Exploit de la technique, beauté de la nature
Le Monde du silence montre pour la première fois dans un long métrage de cinéma des inventions emblématiques de la plongée sous-marine moderne : le scaphandre autonome à air comprimé (breveté par Cousteau lui-même et l’ingénieur Emile Gagnan en 1943), le scooter des mers, ou encore la célèbre cage à requins. Des techniques cinématographiques se greffent naturellement à ces innovations nautiques : une caméra sous-marine dans un caisson imperméable est conçue par l’ingénieur chimiste André Laban et le professeur Eggerton met au point un appareil photographique de grand fond (à la cadence d’un flash toutes les quinze secondes, il peut déjà stocker jusqu’à huit cent photographies). Dans Océans, les techniques d’enregistrement (son et image) priment face à la stagnation des techniques de plongées, pérennisées depuis les années cinquante. Tout un arsenal de gadgets technologiques sert à la mise en scène de l’Océan, et se risque même à appréhender le point de vue animal. Pourtant… l’approche du monde marin est-elle nécessairement technique ? Ne dépendrait-elle pas aussi de la distance ménagée par l’homme, c’est-à-dire d’un regard anthropocentrique ?

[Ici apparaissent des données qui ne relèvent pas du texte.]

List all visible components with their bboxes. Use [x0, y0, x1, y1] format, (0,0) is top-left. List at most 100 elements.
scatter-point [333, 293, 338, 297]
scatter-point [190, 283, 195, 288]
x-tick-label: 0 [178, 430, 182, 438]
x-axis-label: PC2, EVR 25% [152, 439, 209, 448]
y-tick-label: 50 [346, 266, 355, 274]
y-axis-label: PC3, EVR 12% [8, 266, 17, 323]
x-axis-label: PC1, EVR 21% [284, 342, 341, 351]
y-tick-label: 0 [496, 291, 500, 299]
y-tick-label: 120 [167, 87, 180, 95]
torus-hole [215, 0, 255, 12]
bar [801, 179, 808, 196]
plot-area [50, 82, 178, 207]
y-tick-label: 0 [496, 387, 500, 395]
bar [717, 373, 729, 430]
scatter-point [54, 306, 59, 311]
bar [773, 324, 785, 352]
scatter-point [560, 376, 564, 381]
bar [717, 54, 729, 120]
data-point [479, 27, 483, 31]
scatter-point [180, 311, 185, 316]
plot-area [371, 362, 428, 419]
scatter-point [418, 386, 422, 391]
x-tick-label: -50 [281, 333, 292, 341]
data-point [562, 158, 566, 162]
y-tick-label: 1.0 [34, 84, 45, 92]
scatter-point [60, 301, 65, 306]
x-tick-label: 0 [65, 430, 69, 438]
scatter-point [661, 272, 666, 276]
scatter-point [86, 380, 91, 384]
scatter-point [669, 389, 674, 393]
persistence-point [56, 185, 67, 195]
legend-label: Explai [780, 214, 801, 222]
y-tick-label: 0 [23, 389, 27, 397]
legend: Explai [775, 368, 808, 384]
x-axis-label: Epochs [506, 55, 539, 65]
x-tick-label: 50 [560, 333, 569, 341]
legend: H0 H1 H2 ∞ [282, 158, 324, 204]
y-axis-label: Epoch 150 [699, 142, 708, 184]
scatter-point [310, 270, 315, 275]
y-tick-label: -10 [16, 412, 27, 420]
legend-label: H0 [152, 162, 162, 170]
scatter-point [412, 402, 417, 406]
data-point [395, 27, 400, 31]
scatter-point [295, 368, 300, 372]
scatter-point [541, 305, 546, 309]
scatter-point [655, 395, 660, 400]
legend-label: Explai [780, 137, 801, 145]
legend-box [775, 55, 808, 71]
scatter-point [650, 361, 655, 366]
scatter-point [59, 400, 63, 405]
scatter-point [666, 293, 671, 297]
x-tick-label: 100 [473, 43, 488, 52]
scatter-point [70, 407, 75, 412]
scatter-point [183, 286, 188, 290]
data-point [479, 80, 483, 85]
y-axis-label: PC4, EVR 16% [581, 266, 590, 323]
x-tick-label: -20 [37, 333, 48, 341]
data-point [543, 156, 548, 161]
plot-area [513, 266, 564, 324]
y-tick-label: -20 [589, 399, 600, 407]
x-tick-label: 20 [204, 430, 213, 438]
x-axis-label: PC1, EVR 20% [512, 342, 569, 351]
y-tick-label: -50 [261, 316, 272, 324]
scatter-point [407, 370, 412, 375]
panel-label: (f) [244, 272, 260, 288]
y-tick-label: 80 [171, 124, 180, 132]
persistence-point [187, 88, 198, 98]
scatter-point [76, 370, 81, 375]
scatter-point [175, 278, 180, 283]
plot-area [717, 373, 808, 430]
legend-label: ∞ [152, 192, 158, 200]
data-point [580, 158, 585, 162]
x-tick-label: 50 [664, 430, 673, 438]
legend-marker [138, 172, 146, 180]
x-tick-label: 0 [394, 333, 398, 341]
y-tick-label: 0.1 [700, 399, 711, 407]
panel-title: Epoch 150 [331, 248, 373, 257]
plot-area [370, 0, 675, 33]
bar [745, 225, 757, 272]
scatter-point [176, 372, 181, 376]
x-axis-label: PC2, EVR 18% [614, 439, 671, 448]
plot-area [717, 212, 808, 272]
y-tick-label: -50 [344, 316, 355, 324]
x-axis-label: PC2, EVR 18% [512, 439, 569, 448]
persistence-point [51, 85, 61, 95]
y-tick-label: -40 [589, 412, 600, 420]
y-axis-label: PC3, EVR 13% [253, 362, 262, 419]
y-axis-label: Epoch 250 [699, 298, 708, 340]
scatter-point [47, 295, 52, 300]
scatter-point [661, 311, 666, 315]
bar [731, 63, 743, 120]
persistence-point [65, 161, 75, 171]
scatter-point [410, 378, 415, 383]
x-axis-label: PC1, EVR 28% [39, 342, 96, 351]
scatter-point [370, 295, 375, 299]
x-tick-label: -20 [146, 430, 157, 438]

Le Monde du silence est avant tout un défi humain : celui de la Calypso et de son équipage scientifique, d’un recensement des espèces marines à travers les diverses mers du globe (Mer Méditerranée, Mer Rouge, Océan Indien, Golfe Persique). C’est un film qui sait montrer les biologistes marins au travail : ainsi, les deux cinéastes (Jacques-Yves Cousteau et Louis Malle) n’hésitent pas à se filmer eux-mêmes, à présenter leur matériel de prises de vue. André Bazin ne s’y trompait pas, reconnaissant dans cette double articulation (à la fois le film et le hors-film) tout l’intérêt du Monde du silence : « Il est parfaitement permis de reconstituer la découverte d’une épave, […] Tout au plus peut-on exiger du cinéaste qu’il ne cherche pas à cacher le procédé. Mais on ne saurait le reprocher à Cousteau et Malle qui, plusieurs fois, au cours du film, nous présentent leur matériel et se filment eux-mêmes en train de filmer »2. André Bazin félicite le film en miroir qu’est Le monde du silence, d’une étrange modernité, mais sait aussi à travers les abysses faire entendre les beautés naïves (natives ?) du film : « Il y a un aspect dérisoire dans la critique du « Monde du silence ». Car enfin les beautés du film sont d’abord celles de la nature et autant donc vaudrait critiquer Dieu. Tout au plus, de ce point de vue, nous est-il permis d’indiquer que ces beautés, en effet, sont ineffables […] ces surhommes subaquatiques rencontre en nous-mêmes de secrètes, profondes et immémoriales connivences » (p.35).
Le cercle critique français des années cinquante semble unanimement émerveillé par les paysages sous-marins du commandant Cousteau. Jean Painlevé, cinéaste scientifique exigeant, reconnaît lui aussi les vertus artistiques de son concurrent : « Dans Paysages du silence [court métrage du commandant Cousteau], aucun point d’attache ne subsiste avec les préoccupations humaines. C’est à travers la trame fluide, un tissage immense d’images dont chacune évoque la douceur immatérielle de certains rêves. La composition, le montage, font oublier que nous sommes devant l’illustration d’un effort permanent en pleine recherche scientifique et sportive, on est pénétré d’un lyrisme sans défaut en glissant le long des failles insondables, au milieu d’éclairs de milliers de poissons jaillis de l’horizon et zébrant en tout sens le trajet de ce nouvel animal, l’homme-poisson, qui, dans ce monde marin, n’intéresse personne »3. La séquence d’ouverture [1], sublime, nous fait découvrir « l’homme-poisson » de Jean Painlevé, « le surhomme subaquatique » d’André Bazin : torche à la main, zébrant le bleu sombre des fonds marins, les plongeurs se diluent dans le sombre abîme, puis exhument patiemment le savoir scientifique de sa gangue abyssale – prélevant aux fonds marins des branches de coraux.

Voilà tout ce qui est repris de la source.